You are viewing a plain text version of this content. The canonical link for it is here.
Posted to user@spark.apache.org by Michel Hubert <mi...@vsnsystemen.nl> on 2015/07/15 14:42:03 UTC

updateStateByKey schedule time

Hi,


I want to implement a time-out mechanism in de updateStateByKey(...) routine.

But is there a way the retrieve the time of the start of the batch corresponding to the call to my updateStateByKey routines?

Suppose the streaming has build up some delay then a System.currentTimeMillis() will not be the time of the time the batch was scheduled.

I want to retrieve the job/task schedule time of the batch for which my updateStateByKey(..) routine is called.

Is this possible?

With kind regards,
Michel Hubert



Re: updateStateByKey schedule time

Posted by Tathagata Das <td...@databricks.com>.
For future readers of this thread, Spark 1.6 adds trackStateByKey that has
native support for timeouts.

On Tue, Jul 21, 2015 at 12:00 AM, Anand Nalya <an...@gmail.com> wrote:

> I also ran into a similar use case. Is this possible?
>
> On 15 July 2015 at 18:12, Michel Hubert <mi...@vsnsystemen.nl> wrote:
>
>> Hi,
>>
>>
>>
>>
>>
>> I want to implement a time-out mechanism in de updateStateByKey(…)
>> routine.
>>
>>
>>
>> But is there a way the retrieve the time of the start of the batch
>> corresponding to the call to my updateStateByKey routines?
>>
>>
>>
>> Suppose the streaming has build up some delay then a System.currentTimeMillis()
>> will not be the time of the time the batch was scheduled.
>>
>>
>>
>> I want to retrieve the job/task schedule time of the batch for which my updateStateByKey(..)
>> routine is called.
>>
>>
>>
>> Is this possible?
>>
>>
>>
>> With kind regards,
>>
>> Michel Hubert
>>
>>
>>
>>
>>
>
>

Re: updateStateByKey schedule time

Posted by Anand Nalya <an...@gmail.com>.
I also ran into a similar use case. Is this possible?

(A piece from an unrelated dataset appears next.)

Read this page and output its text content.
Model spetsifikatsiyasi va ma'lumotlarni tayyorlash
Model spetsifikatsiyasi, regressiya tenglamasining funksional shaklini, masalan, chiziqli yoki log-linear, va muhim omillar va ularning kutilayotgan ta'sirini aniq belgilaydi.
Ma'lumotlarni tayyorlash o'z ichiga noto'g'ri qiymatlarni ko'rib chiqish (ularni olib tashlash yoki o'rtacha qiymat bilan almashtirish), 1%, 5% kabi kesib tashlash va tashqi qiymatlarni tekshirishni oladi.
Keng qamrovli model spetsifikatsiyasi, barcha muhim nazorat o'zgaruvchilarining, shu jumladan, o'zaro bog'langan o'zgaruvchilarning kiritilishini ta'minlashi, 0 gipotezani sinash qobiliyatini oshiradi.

On 15 July 2015 at 18:12, Michel Hubert <mi...@vsnsystemen.nl> wrote:

>  Hi,
>
>
>
>
>
> I want to implement a time-out mechanism in de updateStateByKey(…)
> routine.
>
>
>
> But is there a way the retrieve the time of the start of the batch
> corresponding to the call to my updateStateByKey routines?
>
>
>
> Suppose the streaming has build up some delay then a System.currentTimeMillis()
> will not be the time of the time the batch was scheduled.
>
>
>
> I want to retrieve the job/task schedule time of the batch for which my updateStateByKey(..)
> routine is called.
>
>
>
> Is this possible?
>
>
>
> With kind regards,
>
> Michel Hubert
>
>
>
>
>